Writer and Director: Phil Wilmott
In Robert Louis Stevenson’s Treasure Island, some middle-class men (landed gentry and professionals), having enticed a minor along with them, fall in with a bunch of dastardly criminals. After a lot of violence and treachery the RP speakers win the day and sail home with treasure. The rich get richer and the book gets on every school reading list. In Phil Wilmott’s Pirate Pantomime version, the plot is essentially the same.
There can be few settings more suitable than the tented courtyard of The Ship (a good stand-in for The Admiral Benbow where the story starts). The makeshift theatre is promisingly kitted out as a ship, with a rough wooden table at one end, a few wooden crates, and lanterns strung across the ceiling. A wooden barrier is moved from side to side as the ship sets sail. All the ensuing action takes place on the ship, so the story has to be heavily adapted, and some iconic scenes disappear altogether.
There is some (not inappropriate) pantomime-y acting, and occasional lines are forgotten, but Phil Wilmott directs a tight ship of team players. Following the coming-of-age spirit, though not the letter, of the book, Aidan Harris manages to grow Jim from uncertain youth to stony-willed leader. Hidden in the shadows, Ervis Cera skilfully operates and provides the inconvenient voice of Polly Flint the plush parrot. Oddly, the only women mentioned in the book are written out altogether; they are replaced with some doubtfully redoubtable lady lowlifes (and highlifes). Jan Olivia Hewitt – among other roles – is an imperious Betty Bones, demanding ‘an ensuite slop bucket’, and a suitably whingeing Gertie Gunn. Olivia Hewitt’s Lady Trelawney is a bit more dignified than the blustering squire of the book. When she finds out that Silver’s friends ‘are inebriated’, you feel that Something Will Have to be Done.

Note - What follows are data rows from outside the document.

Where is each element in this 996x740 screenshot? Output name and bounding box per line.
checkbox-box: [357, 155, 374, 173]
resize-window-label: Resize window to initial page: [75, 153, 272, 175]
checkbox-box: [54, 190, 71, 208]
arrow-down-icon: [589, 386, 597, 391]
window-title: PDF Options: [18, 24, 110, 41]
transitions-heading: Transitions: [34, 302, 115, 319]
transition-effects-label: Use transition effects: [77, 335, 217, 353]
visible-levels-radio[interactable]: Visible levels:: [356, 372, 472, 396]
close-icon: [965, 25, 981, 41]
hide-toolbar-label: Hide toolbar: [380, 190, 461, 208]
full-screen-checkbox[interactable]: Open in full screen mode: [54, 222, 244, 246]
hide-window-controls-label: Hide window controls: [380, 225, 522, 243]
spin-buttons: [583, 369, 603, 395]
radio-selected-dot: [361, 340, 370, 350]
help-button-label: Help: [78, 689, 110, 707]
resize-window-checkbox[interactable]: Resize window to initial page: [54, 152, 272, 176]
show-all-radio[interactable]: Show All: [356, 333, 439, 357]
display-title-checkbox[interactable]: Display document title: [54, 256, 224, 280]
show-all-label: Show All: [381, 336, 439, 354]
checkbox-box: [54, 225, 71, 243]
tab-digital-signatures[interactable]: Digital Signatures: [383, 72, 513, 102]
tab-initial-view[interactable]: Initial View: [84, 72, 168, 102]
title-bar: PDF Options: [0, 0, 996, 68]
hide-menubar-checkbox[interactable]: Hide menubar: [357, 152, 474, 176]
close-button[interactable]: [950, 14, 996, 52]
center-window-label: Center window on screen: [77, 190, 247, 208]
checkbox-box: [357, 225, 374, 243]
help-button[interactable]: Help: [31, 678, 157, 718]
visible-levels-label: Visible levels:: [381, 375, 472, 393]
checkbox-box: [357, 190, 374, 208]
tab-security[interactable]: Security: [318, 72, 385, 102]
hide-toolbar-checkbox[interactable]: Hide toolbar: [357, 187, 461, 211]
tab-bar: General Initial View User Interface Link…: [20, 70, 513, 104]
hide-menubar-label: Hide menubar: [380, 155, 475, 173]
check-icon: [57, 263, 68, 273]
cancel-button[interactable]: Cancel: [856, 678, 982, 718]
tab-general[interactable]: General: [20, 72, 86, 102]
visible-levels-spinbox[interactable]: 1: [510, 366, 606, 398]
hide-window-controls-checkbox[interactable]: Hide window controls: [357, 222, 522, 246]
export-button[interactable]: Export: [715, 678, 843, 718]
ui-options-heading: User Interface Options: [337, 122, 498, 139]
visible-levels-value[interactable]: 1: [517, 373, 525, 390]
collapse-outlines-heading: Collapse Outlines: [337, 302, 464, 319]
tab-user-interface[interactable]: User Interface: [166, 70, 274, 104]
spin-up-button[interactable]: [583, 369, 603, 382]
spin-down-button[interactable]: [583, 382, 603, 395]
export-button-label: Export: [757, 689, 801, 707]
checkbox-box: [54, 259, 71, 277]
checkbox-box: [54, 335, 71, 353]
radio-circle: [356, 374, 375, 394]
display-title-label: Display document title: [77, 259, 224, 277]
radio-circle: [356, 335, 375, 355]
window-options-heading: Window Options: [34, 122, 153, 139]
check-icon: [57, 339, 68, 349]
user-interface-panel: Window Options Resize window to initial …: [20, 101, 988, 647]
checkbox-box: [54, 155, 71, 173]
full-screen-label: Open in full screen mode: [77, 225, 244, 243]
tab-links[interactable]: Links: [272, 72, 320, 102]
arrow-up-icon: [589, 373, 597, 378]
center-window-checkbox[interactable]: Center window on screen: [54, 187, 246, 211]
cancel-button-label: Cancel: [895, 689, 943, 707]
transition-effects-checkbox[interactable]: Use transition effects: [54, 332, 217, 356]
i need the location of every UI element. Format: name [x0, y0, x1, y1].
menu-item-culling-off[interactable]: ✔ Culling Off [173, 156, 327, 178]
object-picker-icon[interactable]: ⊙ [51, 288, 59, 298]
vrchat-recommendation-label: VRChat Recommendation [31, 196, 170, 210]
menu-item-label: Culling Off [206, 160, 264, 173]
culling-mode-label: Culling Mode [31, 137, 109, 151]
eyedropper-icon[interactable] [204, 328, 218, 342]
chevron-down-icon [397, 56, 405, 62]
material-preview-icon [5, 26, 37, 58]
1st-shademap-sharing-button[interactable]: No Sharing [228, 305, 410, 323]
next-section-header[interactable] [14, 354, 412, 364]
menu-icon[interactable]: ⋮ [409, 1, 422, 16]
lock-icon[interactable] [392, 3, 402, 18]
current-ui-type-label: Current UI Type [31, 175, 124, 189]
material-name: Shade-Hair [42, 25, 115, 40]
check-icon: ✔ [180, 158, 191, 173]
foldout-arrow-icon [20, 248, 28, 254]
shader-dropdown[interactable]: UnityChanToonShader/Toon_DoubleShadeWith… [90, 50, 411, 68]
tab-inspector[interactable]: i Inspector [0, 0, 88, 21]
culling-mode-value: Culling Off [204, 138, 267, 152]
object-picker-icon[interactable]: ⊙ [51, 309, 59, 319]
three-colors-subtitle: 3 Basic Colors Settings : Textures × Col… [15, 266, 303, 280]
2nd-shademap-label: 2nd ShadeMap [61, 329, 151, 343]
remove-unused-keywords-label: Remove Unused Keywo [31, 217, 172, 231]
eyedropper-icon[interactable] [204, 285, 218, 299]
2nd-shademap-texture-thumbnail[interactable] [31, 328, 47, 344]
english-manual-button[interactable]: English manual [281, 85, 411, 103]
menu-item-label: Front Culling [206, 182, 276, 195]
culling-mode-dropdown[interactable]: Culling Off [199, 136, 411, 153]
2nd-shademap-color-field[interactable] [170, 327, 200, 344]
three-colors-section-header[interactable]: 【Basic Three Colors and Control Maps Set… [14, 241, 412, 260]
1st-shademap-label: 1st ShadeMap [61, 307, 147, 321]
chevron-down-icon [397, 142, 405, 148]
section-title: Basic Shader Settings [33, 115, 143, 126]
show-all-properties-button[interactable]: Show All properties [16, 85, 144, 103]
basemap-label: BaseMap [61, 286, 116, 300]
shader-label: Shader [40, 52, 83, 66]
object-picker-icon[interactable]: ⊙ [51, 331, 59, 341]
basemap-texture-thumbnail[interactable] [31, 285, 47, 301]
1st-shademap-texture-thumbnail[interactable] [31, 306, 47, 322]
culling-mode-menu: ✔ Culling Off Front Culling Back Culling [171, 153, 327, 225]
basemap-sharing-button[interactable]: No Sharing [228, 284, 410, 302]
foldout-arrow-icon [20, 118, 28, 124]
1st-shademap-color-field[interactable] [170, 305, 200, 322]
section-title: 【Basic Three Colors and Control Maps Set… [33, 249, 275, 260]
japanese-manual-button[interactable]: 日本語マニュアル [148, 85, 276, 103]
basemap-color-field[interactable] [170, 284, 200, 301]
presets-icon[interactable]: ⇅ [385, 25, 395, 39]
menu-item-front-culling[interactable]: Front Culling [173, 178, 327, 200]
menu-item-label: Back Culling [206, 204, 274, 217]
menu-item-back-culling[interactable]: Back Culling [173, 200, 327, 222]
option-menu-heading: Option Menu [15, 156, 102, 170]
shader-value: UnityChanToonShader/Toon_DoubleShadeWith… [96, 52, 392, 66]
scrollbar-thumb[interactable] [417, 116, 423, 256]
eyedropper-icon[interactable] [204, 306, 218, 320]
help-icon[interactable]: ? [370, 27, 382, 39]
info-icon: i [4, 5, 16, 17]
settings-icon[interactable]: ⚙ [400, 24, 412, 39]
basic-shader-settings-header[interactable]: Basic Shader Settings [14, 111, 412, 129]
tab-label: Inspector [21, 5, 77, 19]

As the sparky ‘Doctor’ Lucinda Livesey (a polymath with gun skills) Megan Hansen is delightful, and she delivers a fine Abba tribute in the song Pirate Queens. Matthew Moore’s suave young Captain Smollett seems to have escaped from Bridgerton. He’s having a thing with Lucy Livesey – which is definitely not in the book and may be very upsetting for Jackie Trelawney. Then there is Old George, played by John Eccles, a solid comic presence who says little but looks plenty. Gwylim Lloyd is a thoroughly credible Long John Silver. He makes the character rather sadder than the cool operator of the original. When initially rejected by the captain, he panhandles the audience for the price of a cup of tea.
Treasure Island doesn’t lend itself to panto. For one thing, it’s not funny. This production is less hilarious than good-natured. The promised ‘salty seaside postcard fun’ is limited to ‘an old bra’ found in Betty Bones’ chest – and it’s quickly upstaged by a dead mouse. For another thing, it’s a tale of crossing, double-crossing and murder – difficult to render simply and not very festive either. Young audiences may be extremely confused by who’s got the treasure, and older audiences will be worrying about who’s got the guns. There is a pretend ghost scene (black sheets and bits of skeleton), which will terrify some children and infuriate others. The music is too loud – the lyrics may be quite clever but they’re impossible to hear. The audience are signed on as crew members, so physically they’re on board; emotionally they may not be.